The good news is that there is still people who enjoy writing their own code and optimizing it.

One Up, One Down

David Platt has written the book "Why Software Sucks...and What You Can Do About It", whose first chapter is freely available and that's the only chapter I have read, of course. Though really engaging and informative, the book seems written mainly to collect a little of cash. I don't get this guy who hates Windows but can't switch to another OS: the first chapter at least gives the impression that there is only one OS in the world. The main thesis, apart from the title itself, is that programmers don't know their users. Programmers believe that all computer users are as expert as they are, while the average user is not and therefore the final product is too difficult for the latter. Programmers [...] value control more than ease of use, concentrating on making complex things possible instead of making simple things simple.
From the point of view of this blog, NMR software is completely different. It has been in circulation before the advent of personal computers, before GUIs, before Windows. The users of NMR software not only should be experts by definition but are expected to be versed in science. I actually believe that they are the main cause why NMR software often sucks, with a good reason: they resist to changes. After you have worked for a year or more with a program driven by the command line, your fingers have learned to type the commands even when they are disconnected from your consciousness. If you switch to a menu-driven interface all your ability is wasted and, what's worse, you'll spend hours seeking the command you need inside all the menus. Even after they have learned to survive into a graphic environment, spectroscopists have written to me that they don't like simple programs just because they hide the complexities. Just like Platt's programmers, they "value control more than ease of use".

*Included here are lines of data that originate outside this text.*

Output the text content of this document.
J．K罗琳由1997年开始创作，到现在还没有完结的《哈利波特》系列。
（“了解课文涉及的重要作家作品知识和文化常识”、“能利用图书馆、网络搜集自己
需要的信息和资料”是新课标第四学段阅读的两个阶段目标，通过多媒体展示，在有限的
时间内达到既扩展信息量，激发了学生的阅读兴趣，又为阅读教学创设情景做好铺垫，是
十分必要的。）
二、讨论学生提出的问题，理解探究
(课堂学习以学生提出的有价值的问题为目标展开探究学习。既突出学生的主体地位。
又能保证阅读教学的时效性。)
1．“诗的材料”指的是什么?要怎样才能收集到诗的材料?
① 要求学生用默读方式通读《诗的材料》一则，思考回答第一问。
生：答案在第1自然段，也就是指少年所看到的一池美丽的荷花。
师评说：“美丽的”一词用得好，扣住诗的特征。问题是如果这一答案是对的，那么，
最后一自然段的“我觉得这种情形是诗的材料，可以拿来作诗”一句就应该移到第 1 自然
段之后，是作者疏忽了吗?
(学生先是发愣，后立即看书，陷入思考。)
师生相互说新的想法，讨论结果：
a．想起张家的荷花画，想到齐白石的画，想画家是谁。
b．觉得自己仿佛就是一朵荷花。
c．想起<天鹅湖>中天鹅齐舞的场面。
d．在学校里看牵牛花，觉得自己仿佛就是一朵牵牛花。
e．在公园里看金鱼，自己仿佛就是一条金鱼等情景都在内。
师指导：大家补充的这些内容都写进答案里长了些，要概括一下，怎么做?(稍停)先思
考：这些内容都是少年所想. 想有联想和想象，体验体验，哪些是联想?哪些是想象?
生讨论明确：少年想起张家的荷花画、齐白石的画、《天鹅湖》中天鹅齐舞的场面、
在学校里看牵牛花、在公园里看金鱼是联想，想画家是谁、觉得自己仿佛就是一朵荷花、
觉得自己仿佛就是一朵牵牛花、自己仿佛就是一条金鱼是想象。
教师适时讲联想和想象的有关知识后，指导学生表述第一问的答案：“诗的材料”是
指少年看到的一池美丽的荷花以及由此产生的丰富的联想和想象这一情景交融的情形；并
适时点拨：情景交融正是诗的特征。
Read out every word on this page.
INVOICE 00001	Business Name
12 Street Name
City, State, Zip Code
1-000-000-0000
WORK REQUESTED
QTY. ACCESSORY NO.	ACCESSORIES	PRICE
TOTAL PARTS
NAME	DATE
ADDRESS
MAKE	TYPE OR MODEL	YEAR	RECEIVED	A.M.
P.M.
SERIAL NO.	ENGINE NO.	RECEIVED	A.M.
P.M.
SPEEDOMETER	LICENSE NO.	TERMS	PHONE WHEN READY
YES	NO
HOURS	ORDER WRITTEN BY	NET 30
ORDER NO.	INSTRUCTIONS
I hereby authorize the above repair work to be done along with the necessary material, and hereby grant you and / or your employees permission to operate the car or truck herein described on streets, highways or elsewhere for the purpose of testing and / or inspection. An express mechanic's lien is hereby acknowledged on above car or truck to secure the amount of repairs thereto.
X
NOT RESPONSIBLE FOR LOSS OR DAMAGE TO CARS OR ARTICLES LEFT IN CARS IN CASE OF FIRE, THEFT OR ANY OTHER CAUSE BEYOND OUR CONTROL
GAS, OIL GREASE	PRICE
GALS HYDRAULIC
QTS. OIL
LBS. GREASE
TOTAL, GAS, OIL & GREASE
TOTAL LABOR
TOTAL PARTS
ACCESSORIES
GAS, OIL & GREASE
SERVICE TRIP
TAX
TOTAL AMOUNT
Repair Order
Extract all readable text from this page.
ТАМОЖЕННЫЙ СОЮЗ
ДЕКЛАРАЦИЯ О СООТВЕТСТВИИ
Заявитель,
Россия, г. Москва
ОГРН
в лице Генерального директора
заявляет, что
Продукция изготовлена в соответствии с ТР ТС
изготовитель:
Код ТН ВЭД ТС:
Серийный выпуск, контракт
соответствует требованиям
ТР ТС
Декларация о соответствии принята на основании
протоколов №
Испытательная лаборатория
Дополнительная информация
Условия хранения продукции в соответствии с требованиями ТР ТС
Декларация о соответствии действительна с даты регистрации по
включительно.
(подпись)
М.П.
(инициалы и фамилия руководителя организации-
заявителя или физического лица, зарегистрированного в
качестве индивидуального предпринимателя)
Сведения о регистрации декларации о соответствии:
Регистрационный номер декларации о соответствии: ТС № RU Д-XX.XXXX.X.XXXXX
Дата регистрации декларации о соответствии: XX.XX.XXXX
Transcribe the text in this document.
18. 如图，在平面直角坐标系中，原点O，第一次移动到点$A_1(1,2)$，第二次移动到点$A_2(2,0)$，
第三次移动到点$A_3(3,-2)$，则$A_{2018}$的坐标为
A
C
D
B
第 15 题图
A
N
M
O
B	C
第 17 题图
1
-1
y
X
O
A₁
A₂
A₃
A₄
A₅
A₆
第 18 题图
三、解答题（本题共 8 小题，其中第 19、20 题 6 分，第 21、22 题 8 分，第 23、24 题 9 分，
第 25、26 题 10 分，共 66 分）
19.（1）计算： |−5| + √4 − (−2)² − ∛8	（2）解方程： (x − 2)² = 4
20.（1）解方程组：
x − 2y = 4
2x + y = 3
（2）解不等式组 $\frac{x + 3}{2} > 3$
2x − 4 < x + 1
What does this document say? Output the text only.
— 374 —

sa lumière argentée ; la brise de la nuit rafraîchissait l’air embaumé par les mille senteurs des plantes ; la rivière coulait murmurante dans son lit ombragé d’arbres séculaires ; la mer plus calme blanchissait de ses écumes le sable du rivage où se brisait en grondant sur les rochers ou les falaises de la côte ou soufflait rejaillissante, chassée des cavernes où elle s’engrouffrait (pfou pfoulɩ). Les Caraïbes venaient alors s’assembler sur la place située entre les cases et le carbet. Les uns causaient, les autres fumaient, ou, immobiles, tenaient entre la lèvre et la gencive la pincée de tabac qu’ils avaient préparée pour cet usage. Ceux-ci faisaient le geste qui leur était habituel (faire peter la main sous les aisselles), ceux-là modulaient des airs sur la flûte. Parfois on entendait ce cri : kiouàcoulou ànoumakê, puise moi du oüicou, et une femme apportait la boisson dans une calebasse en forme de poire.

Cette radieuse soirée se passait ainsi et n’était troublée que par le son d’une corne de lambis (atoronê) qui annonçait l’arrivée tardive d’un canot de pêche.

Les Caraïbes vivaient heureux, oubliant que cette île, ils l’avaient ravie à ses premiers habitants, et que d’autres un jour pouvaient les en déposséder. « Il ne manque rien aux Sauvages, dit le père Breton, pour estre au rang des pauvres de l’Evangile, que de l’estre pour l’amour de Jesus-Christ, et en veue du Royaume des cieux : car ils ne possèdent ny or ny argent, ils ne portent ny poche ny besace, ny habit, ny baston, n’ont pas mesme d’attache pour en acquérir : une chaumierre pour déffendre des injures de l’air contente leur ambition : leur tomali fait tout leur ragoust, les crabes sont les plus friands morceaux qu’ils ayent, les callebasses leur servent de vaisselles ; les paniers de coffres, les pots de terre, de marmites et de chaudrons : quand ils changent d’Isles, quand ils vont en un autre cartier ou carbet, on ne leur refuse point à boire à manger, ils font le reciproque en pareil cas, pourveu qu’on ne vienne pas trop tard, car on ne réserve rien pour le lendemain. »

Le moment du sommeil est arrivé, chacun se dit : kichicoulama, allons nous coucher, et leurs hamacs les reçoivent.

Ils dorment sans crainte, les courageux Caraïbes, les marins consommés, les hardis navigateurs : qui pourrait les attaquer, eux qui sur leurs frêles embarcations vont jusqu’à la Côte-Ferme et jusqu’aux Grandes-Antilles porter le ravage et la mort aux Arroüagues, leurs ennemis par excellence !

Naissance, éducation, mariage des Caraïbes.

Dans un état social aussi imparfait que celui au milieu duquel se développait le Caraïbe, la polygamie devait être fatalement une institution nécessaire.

I am convinced that even the cleverest user benefits from a simple interface. Most of the software contains the double of menu items and the triple of icons than the strictly necessary and this is bad. I have always suspected that behind this abundance of interface elements there is a marketing strategy. When you buy a book, you accept an higher price when the book contains a lot of pages, when you buy a program you accept an higher price when there are ten modes, each one embellished by three rows of icons. Awake! I don't remember how to use the software I myself wrote 12 months ago: why should the user? A program is less valuable the more interface elements it has and the more it takes to read the manual, not the other way round. The ideal program contains no unused commands.
The making of a great software requires a prolonged interaction between the user and the programmer and both should be ready to change their minds often and to experiment new ways of doing things, even when they seem bizarre at first sight. In the real life, in the long term, we privilege the objects with a simple, minimal interface.